I Guess All The Good Sports Were Already Invented

A couple of things from the Wall Street Journal lead me to think that all the actually physically taxing, limit-pushing sports are already taken by people who tax themselves and push their limits, which leads less-than-peak physical specimens to make up their own little games and call them sports.

In Competitive Stone-Skipping Circles, A Rocky Debate Over Equipment:

Among competitive stone-skippers, nothing makes ripples like a disagreement about regulation rocks.

The latest dispute in this sport for people who skim small stones across water is over imports used in competition.

At the Mackinac Island Stone Skipping & Gerplunking Club championships, some believe participants are supposed to source their equipment from the pebble-lined beaches of this Lake Huron island.

Competitive stone-skipping. Controversies over equipment. I’d say something about modern man, but this particular competition has gone on longer than I’ve been on this planet.

Meanwhile, for those who might find stones too heavy or the outdoors too bright, there’s whirlyball:

But when the bespectacled 27-year-old event coordinator came across whirlyball, he knew he had found his chance to shine. The sport, involving flinging a plastic Wiffle ball at an elevated target with a jai-alai-like scoop, doesn’t pivot on athletic prowess. Nor do age, gender or girth matter. Rather than sprint from one end of a basketball-size court to another and back, players move and shoot in bumper cars.

“This is a sport where you don’t need to be big or a particularly great athlete,” says Mr. Betenia. “All you need is to be able to drive and drain shots.”

The popularity of whirlyball—think lacrosse on bumper cars—is accelerating, driven by couch potatoes who want to excel on the court and weekend warriors. Many wouldn’t survive a fitness boot camp or can’t find their way to the gym. But you don’t need to be ripped to stand out in this game played sitting down. “Agility.

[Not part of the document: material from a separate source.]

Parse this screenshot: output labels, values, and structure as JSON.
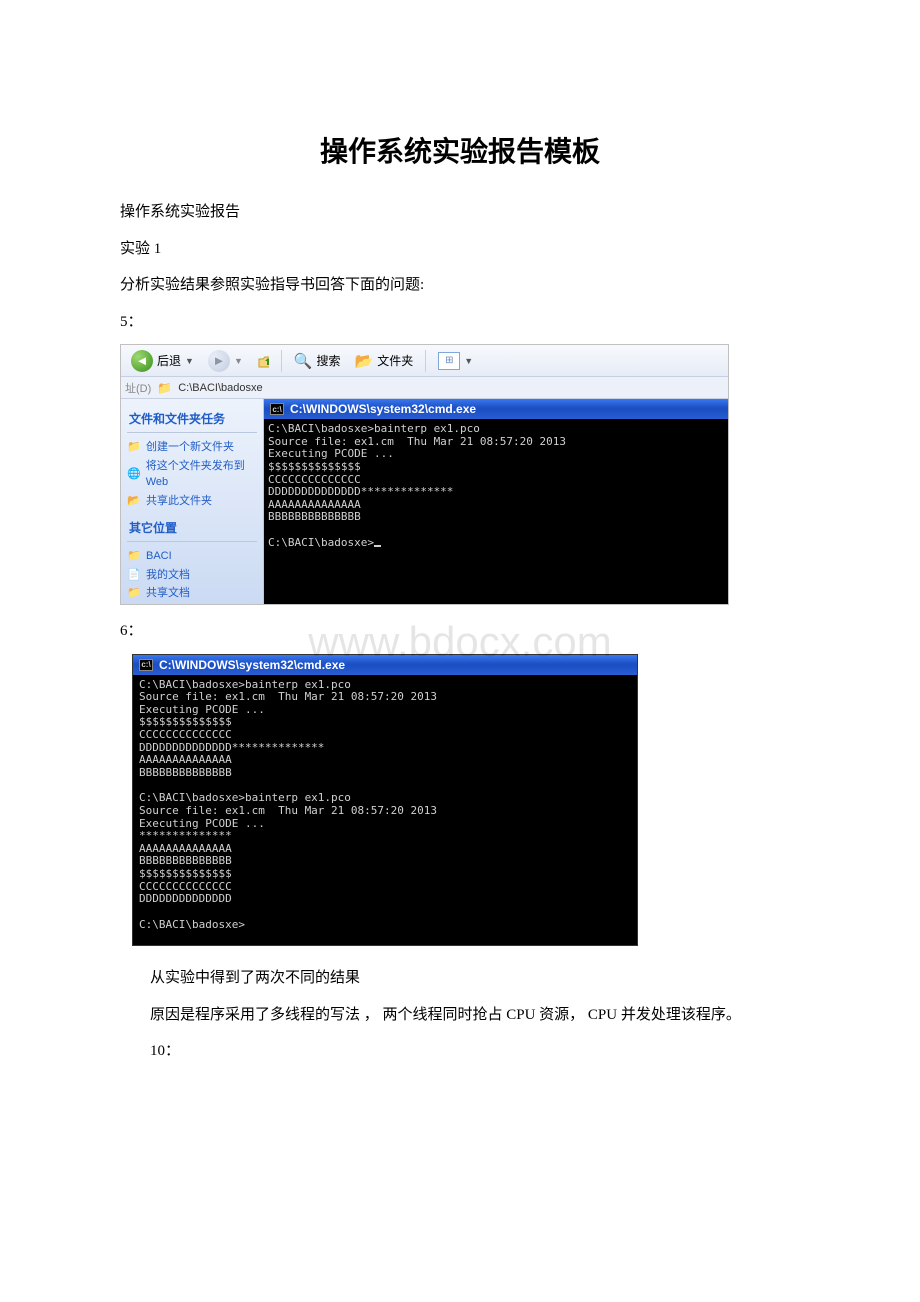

Speed. Strength. None of these qualities will be of any use in the highly-competitive world of WhirlyBall,” advertises the Chicago whirlyball center.

You know the saddest part? By the time I hit the Senior Olympics, these will be the events. All this time I’ve dreamed of athletic glory now that my physical development has started to match my peers and I’ve figured out how to roll my wrists when hitting a baseball and throw a spiral, and it’s all for naught. Because in the future, all sports will be silly sports.

Maybe I should start playing whirlyball, but in pads. So I can get ahead of the curve for when they’re required. I will get that gold medal, I know I will.